The Mothers A Novel - By Jennifer Gilmore Page 0,8
hello and ordered. “You send flowers to the people helping you.” She blew into her tea. “You just do it. They say it’s a queue but it’s not really a queue. Send flowers, and you can get better ones than the ones you’re supposed to get.”
I had no idea what this woman was talking about. It felt similar to the beginnings of my peregrinations through the underworld of infertility treatments—needles filled with Follistim and Menopur, hot stone massages, progesterone, acupuncture, wheatgrass shots, estrogen patches, potassium IVs. Once I did not know the meaning of some of those words. Here, I began to write everything down in my adoption notebook, a red leather-bound book I’d had for years. I did not yet understand that what the lawyer meant was: try not to get the Russian kid who has never been touched, she will have bonding issues.
“Bonding issues can ruin your life,” she told me. “If you’re at all unsure about the condition of the child, that’s where Felicia Hirschfeld comes in. She’s famous for looking at videos and measuring the heads of Russian children—actually she measures heads from all the Stans: Kazakhstan, Uzbekistan—any Stan she’ll do. She did it for Angelina Jolie, and,” she said, “for a well-worth-it fee, she will also do it for you.”
“Did Angelina Jolie adopt from a Stan?” I asked, after writing down the name of the woman who measured heads. In addition to securing my memory, writing these facts came with the bonus of removing myself entirely from what, I was finding, was a one-way conversation.
She waved me away. “No, she didn’t, but it’s Angelina and Felicia Hirschfeld is the best—The. Best.—so Angelina used her for her African child.”
“Oh,” I said. I would soon learn that most everyone adopting a child referred to Angelina Jolie often, and by her first name. “Ramon and I were thinking about Ethiopia as well.” I looked up at the lawyer, the sides of her face tinted purple where the stylist had not wiped her skin clean of dye. We were thinking of Ethiopia because the criterion for Ethiopia was: you can get a child now. They can be six months old, and the orphanages were said to be clean, with loving caretakers, and they did not seem to care about cancer. I imagined getting a grant to learn about a feminist activist community movement in the Sudan while I waited for my baby to make her way to me. Perhaps my own mother, with all her access to the developing world, might be able to help in this situation as well. The Ethiopians, my mother once told me, are the most beautiful people on earth.

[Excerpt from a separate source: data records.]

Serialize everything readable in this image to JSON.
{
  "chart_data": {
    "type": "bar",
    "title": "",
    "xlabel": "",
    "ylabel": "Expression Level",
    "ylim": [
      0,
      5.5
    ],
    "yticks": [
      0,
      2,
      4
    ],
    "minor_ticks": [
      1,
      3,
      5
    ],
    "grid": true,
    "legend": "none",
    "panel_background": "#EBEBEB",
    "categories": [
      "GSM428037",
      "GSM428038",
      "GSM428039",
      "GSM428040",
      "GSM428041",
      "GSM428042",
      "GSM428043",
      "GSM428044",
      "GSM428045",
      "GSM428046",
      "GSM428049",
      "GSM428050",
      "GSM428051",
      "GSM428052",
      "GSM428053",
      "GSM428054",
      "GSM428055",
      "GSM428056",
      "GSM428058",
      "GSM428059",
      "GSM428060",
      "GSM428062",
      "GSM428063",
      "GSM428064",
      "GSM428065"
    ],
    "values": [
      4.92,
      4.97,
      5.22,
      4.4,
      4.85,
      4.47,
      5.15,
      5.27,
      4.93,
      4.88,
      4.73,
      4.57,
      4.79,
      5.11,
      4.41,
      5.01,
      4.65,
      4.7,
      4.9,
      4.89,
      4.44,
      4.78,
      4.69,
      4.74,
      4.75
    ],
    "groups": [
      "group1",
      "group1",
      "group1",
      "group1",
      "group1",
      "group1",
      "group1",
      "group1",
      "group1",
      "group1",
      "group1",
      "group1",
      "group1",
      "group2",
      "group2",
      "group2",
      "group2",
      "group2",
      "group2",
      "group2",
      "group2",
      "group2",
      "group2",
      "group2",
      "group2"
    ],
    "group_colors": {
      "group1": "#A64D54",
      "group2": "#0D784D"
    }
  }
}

Was I allowed to care about beauty? I had no idea, but this lawyer looked at me, her chin quivering, pointed down. “You know . . .” Her index finger drew imaginary lines on the sticky table. “If you get an Ethiopian child, that child will be black.”
I stopped writing and looked up. We were in one of the most diverse neighborhoods in one of the most diverse cities on earth. “Obviously,” I said. “Of course we’re aware.”
“Well, I’m just saying that if you have a black baby you will have to pal around with black people.”
I took a long sip of my coffee. “Okay.” I went back to writing. Pal around, I wrote. With black people.
“I’m glad you see my point. Your people are Russian.” She raised her chin.
I nodded. She was not wrong.
“It matters,” she said. “Let me tell you about international adoption. It’s not open. You do not want open. That’s the way they do it now, domestically.”
“Really?” I looked up from my note taking. “I thought research was showing open—where all of us know each other to some degree—was best for the child. I’ve got adult friends who didn’t know their biological parents and I don’t know that it was better for them. They have a lot of fantasies about where they might have come from, who their parents might have been. They have to decide as adults if they want to find these people, strangers really. It can turn their worlds upside down.”
She smiled. Her face stretched, a drum, a lampshade. “I had a mother who would give me furniture and then take it back. Give me a beautiful dresser—inlaid, just gorgeous—and then take it back. A mirror. Take it back. I just couldn’t bear that. Someone’s mother coming back, I mean. Taking them back.”